Speaking of spikes, a few interesting Commander cards went up in price this week. Rings of Brighthearth, Gilt-Leaf Archdruid and Grave Pact all saw surges in price according to the MTGGoldfish "movers and shakers" page, which is a tad surprising. Let's check the charts. Here's Rings of Brighthearth over the past 3 months:
And Grave Pact:
First off, Grave Pact and Rings of Brighthearth don't really look like the same kind of spike as Gilt-Leaf Archdruid. The Gilt-Leaf Archdruid really did double in price out of nowhere, while the other two cards seem to have reached new temporary heights after a full season of bounding around and doing relatively well.
Why did the Gilt-Leaf Archdruid go up? Without access to this chart I'd blame a buyout, but that doesn't really seem to have happened here. A few extra copies sold on 8/11 and 8/18, but it wasn't out of the card's normal range, nor did a single user buy most of those copies. My working theory is that the available supply of a unique Commander staple simply dried up, and enough people saw the list of Commander Collection: Green and wanted copies of a powerful mono-green card in anticipation for the set's release.
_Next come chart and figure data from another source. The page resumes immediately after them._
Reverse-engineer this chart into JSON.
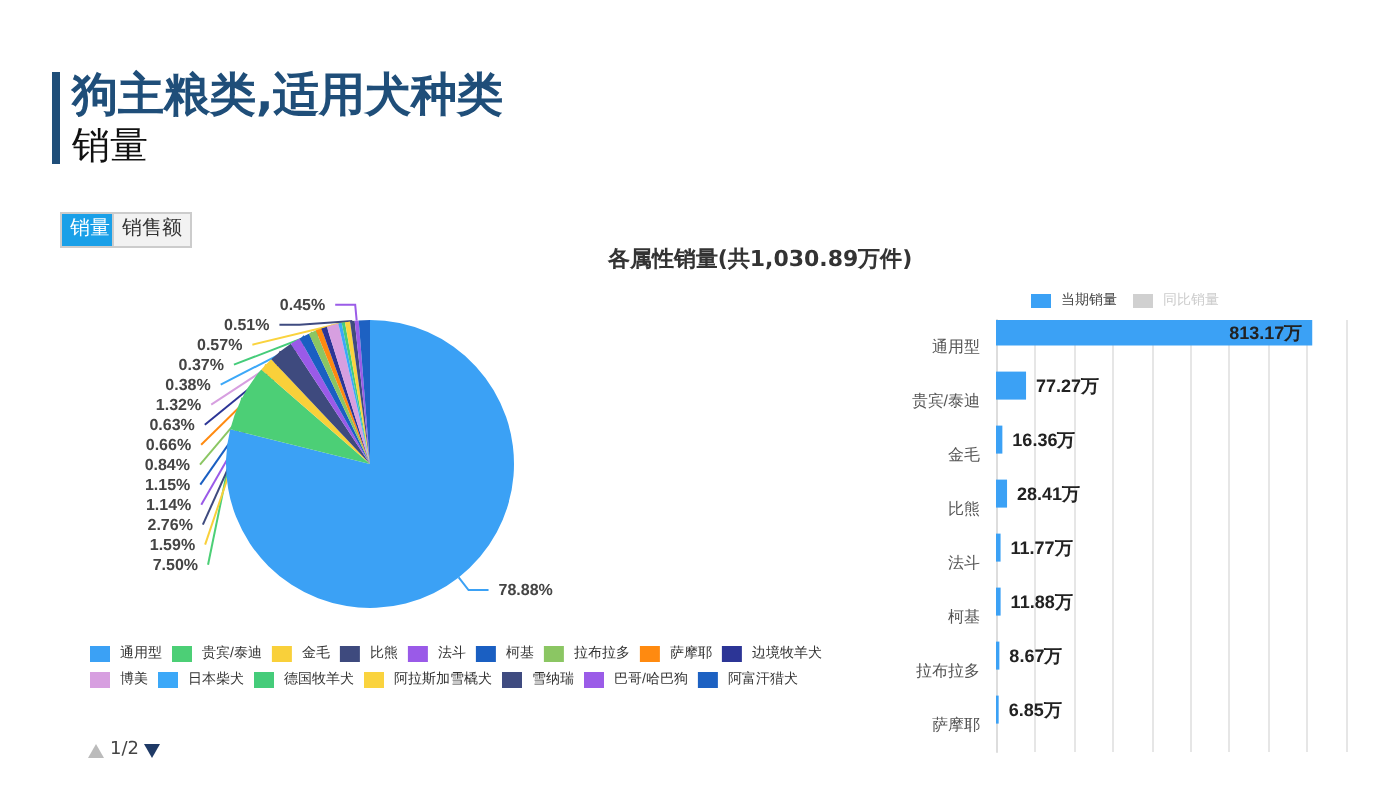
{
  "chart_data": [
    {
      "type": "pie",
      "title": "狗主粮类,适用犬种类",
      "subtitle": "销量",
      "annotations": [
        "销量",
        "销售额",
        "各属性销量(共1,030.89万件)",
        "1/2"
      ],
      "categories": [
        "通用型",
        "贵宾/泰迪",
        "金毛",
        "比熊",
        "法斗",
        "柯基",
        "拉布拉多",
        "萨摩耶",
        "边境牧羊犬",
        "博美",
        "日本柴犬",
        "德国牧羊犬",
        "阿拉斯加雪橇犬",
        "雪纳瑞",
        "巴哥/哈巴狗",
        "阿富汗猎犬"
      ],
      "values": [
        78.88,
        7.5,
        1.59,
        2.76,
        1.14,
        1.15,
        0.84,
        0.66,
        0.63,
        1.32,
        0.38,
        0.37,
        0.57,
        0.51,
        0.45,
        1.25
      ],
      "value_labels": [
        "78.88%",
        "7.50%",
        "1.59%",
        "2.76%",
        "1.14%",
        "1.15%",
        "0.84%",
        "0.66%",
        "0.63%",
        "1.32%",
        "0.38%",
        "0.37%",
        "0.57%",
        "0.51%",
        "0.45%",
        null
      ],
      "colors": [
        "#3ba1f5",
        "#4ccf76",
        "#f9d03a",
        "#3e4a7e",
        "#9a5ae8",
        "#1a5fc2",
        "#8bc663",
        "#ff8a10",
        "#2c3596",
        "#d79fe0",
        "#3ca8f8",
        "#45cc7a",
        "#fad33e",
        "#3f4b80",
        "#9b5ce8",
        "#1d61c2"
      ],
      "legend": "bottom"
    },
    {
      "type": "bar",
      "orientation": "horizontal",
      "categories": [
        "通用型",
        "贵宾/泰迪",
        "金毛",
        "比熊",
        "法斗",
        "柯基",
        "拉布拉多",
        "萨摩耶"
      ],
      "series": [
        {
          "name": "当期销量",
          "color": "#3ba1f5",
          "values": [
            813.17,
            77.27,
            16.36,
            28.41,
            11.77,
            11.88,
            8.67,
            6.85
          ],
          "value_labels": [
            "813.17万",
            "77.27万",
            "16.36万",
            "28.41万",
            "11.77万",
            "11.88万",
            "8.67万",
            "6.85万"
          ]
        },
        {
          "name": "同比销量",
          "color": "#d0d0d0",
          "values": [
            null,
            null,
            null,
            null,
            null,
            null,
            null,
            null
          ]
        }
      ],
      "xlim": [
        0,
        900
      ],
      "xticks": [
        {
          "value": 0,
          "label": null
        },
        {
          "value": 100,
          "label": null
        },
        {
          "value": 200,
          "label": null
        },
        {
          "value": 300,
          "label": null
        },
        {
          "value": 400,
          "label": null
        },
        {
          "value": 500,
          "label": null
        },
        {
          "value": 600,
          "label": null
        },
        {
          "value": 700,
          "label": null
        },
        {
          "value": 800,
          "label": null
        },
        {
          "value": 900,
          "label": null
        }
      ],
      "tick_labels": "y",
      "grid": "x",
      "legend": "top"
    }
  ]
}
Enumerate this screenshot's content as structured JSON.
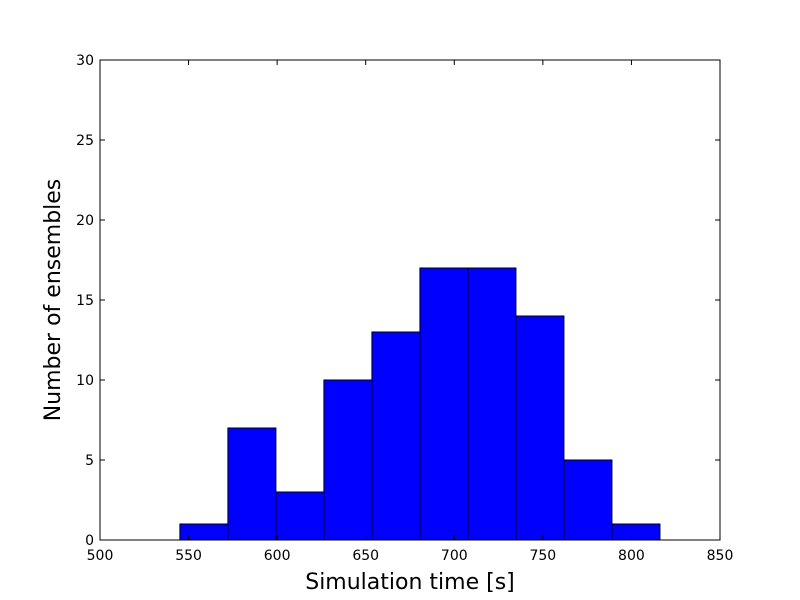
{
  "chart_data": {
    "type": "bar",
    "subtype": "histogram",
    "xlabel": "Simulation time [s]",
    "ylabel": "Number of ensembles",
    "xlim": [
      500,
      850
    ],
    "ylim": [
      0,
      30
    ],
    "xticks": [
      500,
      550,
      600,
      650,
      700,
      750,
      800,
      850
    ],
    "yticks": [
      0,
      5,
      10,
      15,
      20,
      25,
      30
    ],
    "bins": [
      {
        "start": 545.1,
        "end": 572.2,
        "count": 1
      },
      {
        "start": 572.2,
        "end": 599.3,
        "count": 7
      },
      {
        "start": 599.3,
        "end": 626.4,
        "count": 3
      },
      {
        "start": 626.4,
        "end": 653.5,
        "count": 10
      },
      {
        "start": 653.5,
        "end": 680.6,
        "count": 13
      },
      {
        "start": 680.6,
        "end": 707.7,
        "count": 17
      },
      {
        "start": 707.7,
        "end": 734.8,
        "count": 17
      },
      {
        "start": 734.8,
        "end": 761.9,
        "count": 14
      },
      {
        "start": 761.9,
        "end": 789.0,
        "count": 5
      },
      {
        "start": 789.0,
        "end": 816.1,
        "count": 1
      }
    ],
    "bar_color": "#0000ff",
    "edge_color": "#000000",
    "grid": false,
    "legend": "none"
  }
}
Here's something that didn't happen: a vast conspiracy. I came across a pretty wild one when I was researching prices for this article, and I had to read the comment several times before I could even figure out what the person was trying to say. I normally wouldn't address a conspiracy theory from a random user in a comments section, but they had quite a few people agreeing with them, including one who claimed that the theory originated from a popular YouTuber who I'm just going to call Magic Finance Alex Jones because I don't want to give him any more clicks. I don't know if that's true because I try to avoid his content on general principle, but let's get into the claims and veracity of this theory nonetheless.
As near as I can tell, the theory goes like this: large internet storefront retailers all have inside information from WotC that enables them to know what's going to be reprinted several months before it happens. They react to this information by buying up all the cards that are about to be reprinted, causing the price to spike. Why would they do this? Because that way when the reprint set comes out, the price will only drop back down to the "old" retail price and the stores won't actually lose any money on their inventory. This is why reprint sets never actually cause prices to drop.
So yeah, this isn't true on any level. First, there's no evidence that these cards are being bought out by anyone, much less a cabal of large dealers who want to spike the price. Second, no large dealer is going to tie up thousands of dollars in liquid capital on cards that are about to be reprinted. Even if this scheme did work the way the conspiracy theorists allege, which it doesn't, they could make that money many times over by just buying and selling half-a-dozen cards each with that cash in the time it took for these shenanigans to play out. Third, the premise that reprinting cards won't cause continued price losses beyond recent spikes just doesn't hold any water. In fact, it's quite rare that a card ends a year where it was reprinted at a higher price than it entered that year. Reprinting does work, and conspiracy theories are dangerous and stupid. Shadowy cabals don't run the world, and they don't run the Magic market, either.